So schafft es auch die nächste Generation ins Eigenheim

Die Immobilienpreise ziehen wieder an und es wird gerade für junge Leute immer schwerer, das für eine günstige Finanzierung erforderliche Eigenkapital zusammenzubekommen. Wunder wirken kann da oft ein gut vorbereitetes Gespräch mit Eltern und/oder Großeltern. Ziehen beim Hauskauf die Beteiligten nämlich an einem Strang, führt dies in der Regel bei allen Generationen zu einer erhöhten Zufriedenheit.
Auf die Möglichkeit, Vermögen von einer Generation an die nächste zu verschenken, statt bis zum Eintritt des Erbfalls zu warten, sind wir in unserem Newsletter Januar 2026 „Geben mit warmen Händen“ bereits eingegangen. Oft tut sich die ältere Generation damit aber insofern etwas schwer, als trotz der Einräumung von Wohn- und/oder Nießbrauchrechten schnell der Eindruck entstehen kann, das mühsam angesparte Vermögen dauerhaft aus der Hand zu geben und in einer möglichen späteren Notsituation auf die beschenkten Kinder angewiesen zu sein. Diese Besorgnis kann durch einen professionell formulierten Schenkungsvertrag ausgeräumt werden.

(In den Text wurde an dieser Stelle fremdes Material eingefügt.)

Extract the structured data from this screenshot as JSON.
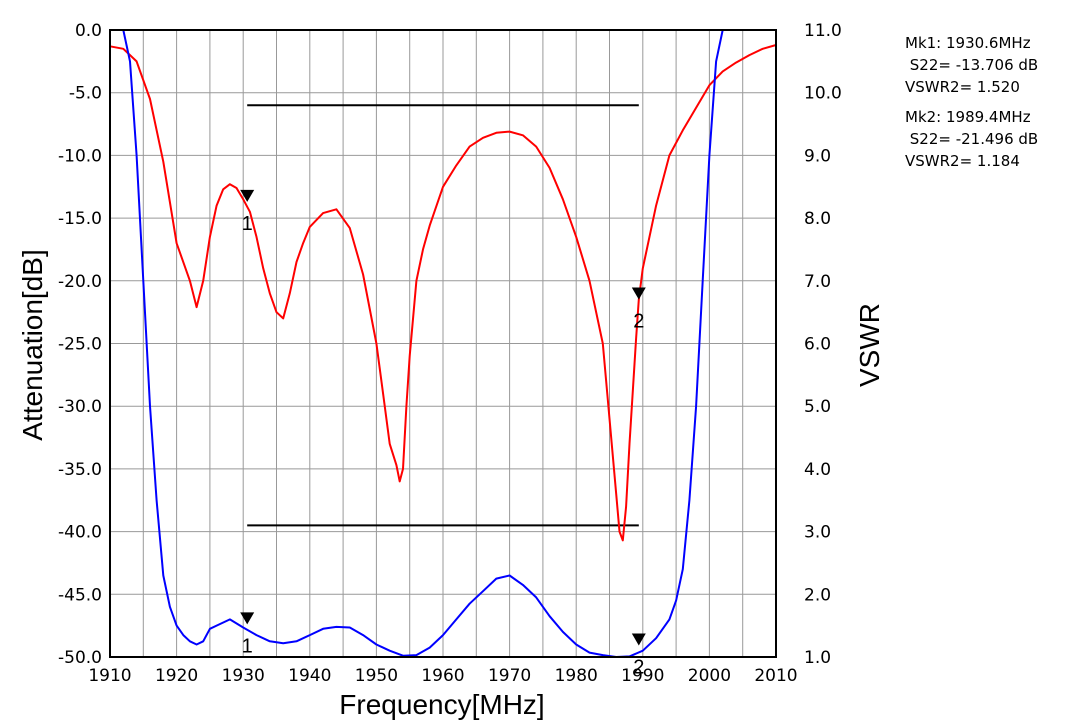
{
  "chart_data": {
    "type": "line",
    "xlabel": "Frequency[MHz]",
    "ylabel_left": "Attenuation[dB]",
    "ylabel_right": "VSWR",
    "xlim": [
      1910,
      2010
    ],
    "ylim_left": [
      -50,
      0
    ],
    "ylim_right": [
      1,
      11
    ],
    "xticks": [
      "1910",
      "1920",
      "1930",
      "1940",
      "1950",
      "1960",
      "1970",
      "1980",
      "1990",
      "2000",
      "2010"
    ],
    "yticks_left": [
      "0.0",
      "-5.0",
      "-10.0",
      "-15.0",
      "-20.0",
      "-25.0",
      "-30.0",
      "-35.0",
      "-40.0",
      "-45.0",
      "-50.0"
    ],
    "yticks_right": [
      "11.0",
      "10.0",
      "9.0",
      "8.0",
      "7.0",
      "6.0",
      "5.0",
      "4.0",
      "3.0",
      "2.0",
      "1.0"
    ],
    "grid": true,
    "series": [
      {
        "name": "S22",
        "axis": "left",
        "color": "#ff0000",
        "x": [
          1910,
          1912,
          1914,
          1916,
          1918,
          1920,
          1922,
          1923,
          1924,
          1925,
          1926,
          1927,
          1928,
          1929,
          1930,
          1931,
          1932,
          1933,
          1934,
          1935,
          1936,
          1937,
          1938,
          1939,
          1940,
          1942,
          1944,
          1946,
          1948,
          1950,
          1951,
          1952,
          1953,
          1953.5,
          1954,
          1954.5,
          1955,
          1956,
          1957,
          1958,
          1960,
          1962,
          1964,
          1966,
          1968,
          1970,
          1972,
          1974,
          1976,
          1978,
          1980,
          1982,
          1984,
          1985,
          1986,
          1986.5,
          1987,
          1987.5,
          1988,
          1989,
          1989.4,
          1990,
          1992,
          1994,
          1996,
          1998,
          2000,
          2002,
          2004,
          2006,
          2008,
          2010
        ],
        "y": [
          -1.3,
          -1.5,
          -2.5,
          -5.5,
          -10.5,
          -17,
          -20,
          -22.1,
          -20,
          -16.5,
          -14,
          -12.7,
          -12.3,
          -12.6,
          -13.5,
          -14.5,
          -16.5,
          -19,
          -21,
          -22.5,
          -23,
          -21,
          -18.5,
          -17,
          -15.7,
          -14.6,
          -14.3,
          -15.8,
          -19.5,
          -25,
          -29,
          -33,
          -34.7,
          -36,
          -35,
          -30,
          -26,
          -20,
          -17.5,
          -15.6,
          -12.5,
          -10.8,
          -9.3,
          -8.6,
          -8.2,
          -8.1,
          -8.4,
          -9.3,
          -11,
          -13.5,
          -16.5,
          -20,
          -25,
          -31,
          -37,
          -40,
          -40.7,
          -38,
          -33,
          -24.6,
          -21.5,
          -19,
          -14,
          -10,
          -8,
          -6.2,
          -4.4,
          -3.3,
          -2.6,
          -2,
          -1.5,
          -1.2
        ]
      },
      {
        "name": "VSWR2",
        "axis": "right",
        "color": "#0000ff",
        "x": [
          1910,
          1912,
          1913,
          1914,
          1915,
          1916,
          1917,
          1918,
          1919,
          1920,
          1921,
          1922,
          1923,
          1924,
          1925,
          1926,
          1928,
          1930,
          1932,
          1934,
          1936,
          1938,
          1940,
          1942,
          1944,
          1946,
          1948,
          1950,
          1952,
          1954,
          1956,
          1958,
          1960,
          1962,
          1964,
          1966,
          1968,
          1970,
          1972,
          1974,
          1976,
          1978,
          1980,
          1982,
          1984,
          1986,
          1988,
          1990,
          1992,
          1994,
          1995,
          1996,
          1997,
          1998,
          1999,
          2000,
          2001,
          2002,
          2003,
          2004,
          2006,
          2008,
          2010
        ],
        "y": [
          11,
          11,
          10.5,
          9,
          7,
          5,
          3.5,
          2.3,
          1.8,
          1.5,
          1.35,
          1.25,
          1.2,
          1.25,
          1.45,
          1.5,
          1.6,
          1.47,
          1.35,
          1.25,
          1.22,
          1.25,
          1.35,
          1.45,
          1.48,
          1.47,
          1.35,
          1.2,
          1.1,
          1.02,
          1.03,
          1.15,
          1.35,
          1.6,
          1.85,
          2.05,
          2.25,
          2.3,
          2.15,
          1.95,
          1.65,
          1.4,
          1.2,
          1.07,
          1.03,
          1,
          1.01,
          1.1,
          1.3,
          1.6,
          1.9,
          2.4,
          3.5,
          5,
          7,
          9,
          10.5,
          11,
          11,
          11,
          11,
          11,
          11
        ]
      }
    ],
    "reference_lines": [
      {
        "axis": "left",
        "y": -6,
        "x": [
          1930.6,
          1989.4
        ],
        "color": "#000000"
      },
      {
        "axis": "right",
        "y": 3.1,
        "x": [
          1930.6,
          1989.4
        ],
        "color": "#000000"
      }
    ],
    "markers": [
      {
        "label": "1",
        "x": 1930.6,
        "s22": -13.706,
        "vswr": 1.52
      },
      {
        "label": "2",
        "x": 1989.4,
        "s22": -21.496,
        "vswr": 1.184
      }
    ]
  },
  "marker_readout": [
    {
      "line1": "Mk1: 1930.6MHz",
      "line2": " S22= -13.706 dB",
      "line3": "VSWR2= 1.520"
    },
    {
      "line1": "Mk2: 1989.4MHz",
      "line2": " S22= -21.496 dB",
      "line3": "VSWR2= 1.184"
    }
  ]
}
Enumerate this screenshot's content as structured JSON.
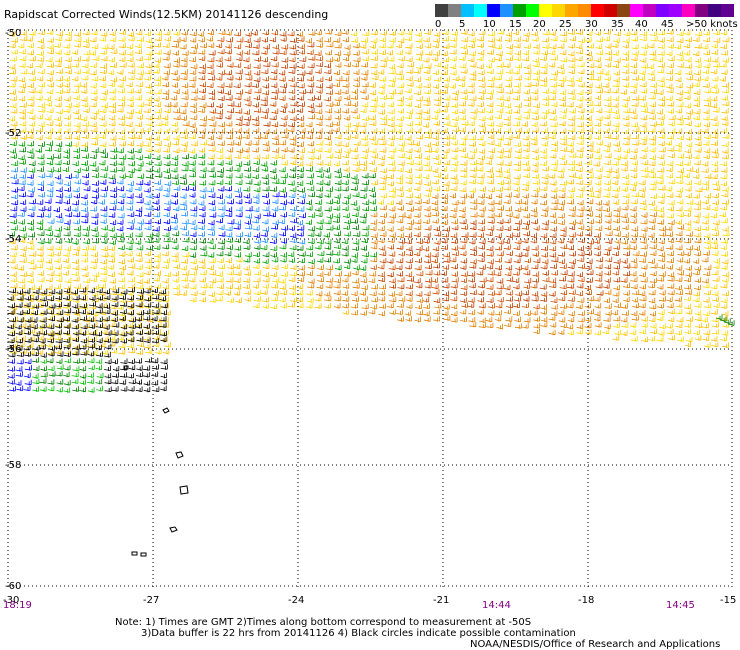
{
  "title": "Rapidscat Corrected Winds(12.5KM) 20141126 descending",
  "legend": {
    "labels": [
      "0",
      "5",
      "10",
      "15",
      "20",
      "25",
      "30",
      "35",
      "40",
      "45",
      ">50 knots"
    ],
    "colors": [
      "#404040",
      "#808080",
      "#00bfff",
      "#00ffff",
      "#0000ff",
      "#1e90ff",
      "#00a000",
      "#00ff00",
      "#ffff00",
      "#ffd700",
      "#ffa500",
      "#ff8c00",
      "#ff0000",
      "#d00000",
      "#8b4513",
      "#ff00ff",
      "#c000c0",
      "#8000ff",
      "#a000ff",
      "#ff00c0",
      "#800080",
      "#400080",
      "#600090"
    ]
  },
  "map": {
    "lat_labels": [
      "-50",
      "-52",
      "-54",
      "-56",
      "-58",
      "-60"
    ],
    "lon_labels": [
      "-30",
      "-27",
      "-24",
      "-21",
      "-18",
      "-15"
    ],
    "time_labels": [
      "18:19",
      "14:44",
      "14:45"
    ]
  },
  "notes": {
    "line1": "Note: 1) Times are GMT 2)Times along bottom correspond to measurement at -50S",
    "line2": "3)Data buffer is 22 hrs from 20141126 4) Black circles indicate possible contamination",
    "credit": "NOAA/NESDIS/Office of Research and Applications"
  }
}
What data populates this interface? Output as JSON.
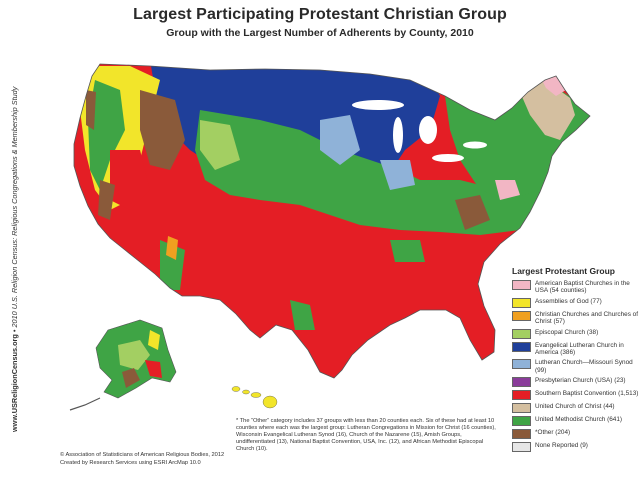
{
  "header": {
    "title": "Largest Participating Protestant Christian Group",
    "subtitle": "Group with the Largest Number of Adherents by County, 2010"
  },
  "side_text": {
    "website": "www.USReligionCensus.org",
    "citation": "• 2010 U.S. Religion Census: Religious Congregations & Membership Study"
  },
  "legend": {
    "title": "Largest Protestant Group",
    "items": [
      {
        "label": "American Baptist Churches in the USA (54 counties)",
        "color": "#f2b6c4"
      },
      {
        "label": "Assemblies of God (77)",
        "color": "#f2e52a"
      },
      {
        "label": "Christian Churches and Churches of Christ (57)",
        "color": "#f0a020"
      },
      {
        "label": "Episcopal Church (38)",
        "color": "#a3cf62"
      },
      {
        "label": "Evangelical Lutheran Church in America (386)",
        "color": "#1f3f9a"
      },
      {
        "label": "Lutheran Church—Missouri Synod (99)",
        "color": "#8fb2d8"
      },
      {
        "label": "Presbyterian Church (USA) (23)",
        "color": "#8a3c9a"
      },
      {
        "label": "Southern Baptist Convention (1,513)",
        "color": "#e41e25"
      },
      {
        "label": "United Church of Christ (44)",
        "color": "#d4bfa0"
      },
      {
        "label": "United Methodist Church (641)",
        "color": "#3fa445"
      },
      {
        "label": "*Other (204)",
        "color": "#8a5a3a"
      },
      {
        "label": "None Reported (9)",
        "color": "#e6e6e6"
      }
    ]
  },
  "footnote": "* The “Other” category includes 37 groups with less than 20 counties each. Six of these had at least 10 counties where each was the largest group: Lutheran Congregations in Mission for Christ (16 counties), Wisconsin Evangelical Lutheran Synod (16), Church of the Nazarene (15), Amish Groups, undifferentiated (13), National Baptist Convention, USA, Inc. (12), and African Methodist Episcopal Church (10).",
  "credits": {
    "copyright": "© Association of Statisticians of American Religious Bodies, 2012",
    "created_by": "Created by Research Services using ESRI ArcMap 10.0"
  }
}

Eine aus Sicht vieler Steuerexperten noch elegantere Variante ist die Einbringung des zu verschenkenden Vermögens in eine sogenannte Familien-KG und die Übertragung von KG-Anteilen unter strategischer Berücksichtigung vorhandener Freibeträge an die Nachkommen. Die Beschenkten nehmen dabei die Stellung der Kommanditisten ein und haften nur mit der Einlage. Der/die Schenker werden zu Komplementären und können sämtliche wirtschaftlichen Entscheidungen treffen. Dazu gehört auch der Kauf von Immobilien, einschließlich der dafür erforderlichen Kreditaufnahme nebst Eintragung von Grundschulden im Grundbuch zur Absicherung. Um die Begleitung durch einen fachkundigen Notar sowie einen kompetenten Steuerberater führt dabei allerdings kein Weg herum.
Etwas einfacher ist es, wenn Eltern ihren Kindern Vermögen für den Hauskauf direkt zur Verfügung stellen. Diese können es dann als Quasi-Eigenkapital in die Immobilienfinanzierung einbringen. Das erhöht die Sicherheit für die finanzierende Bank und führt automatisch zu einer Reduzierung der Finanzierungskosten (Zinsen). Als Sicherheit für die Eltern kann im Grundbuch eine weitere Grundschuld hinter der des finanzierenden Kreditinstituts eingetragen werden.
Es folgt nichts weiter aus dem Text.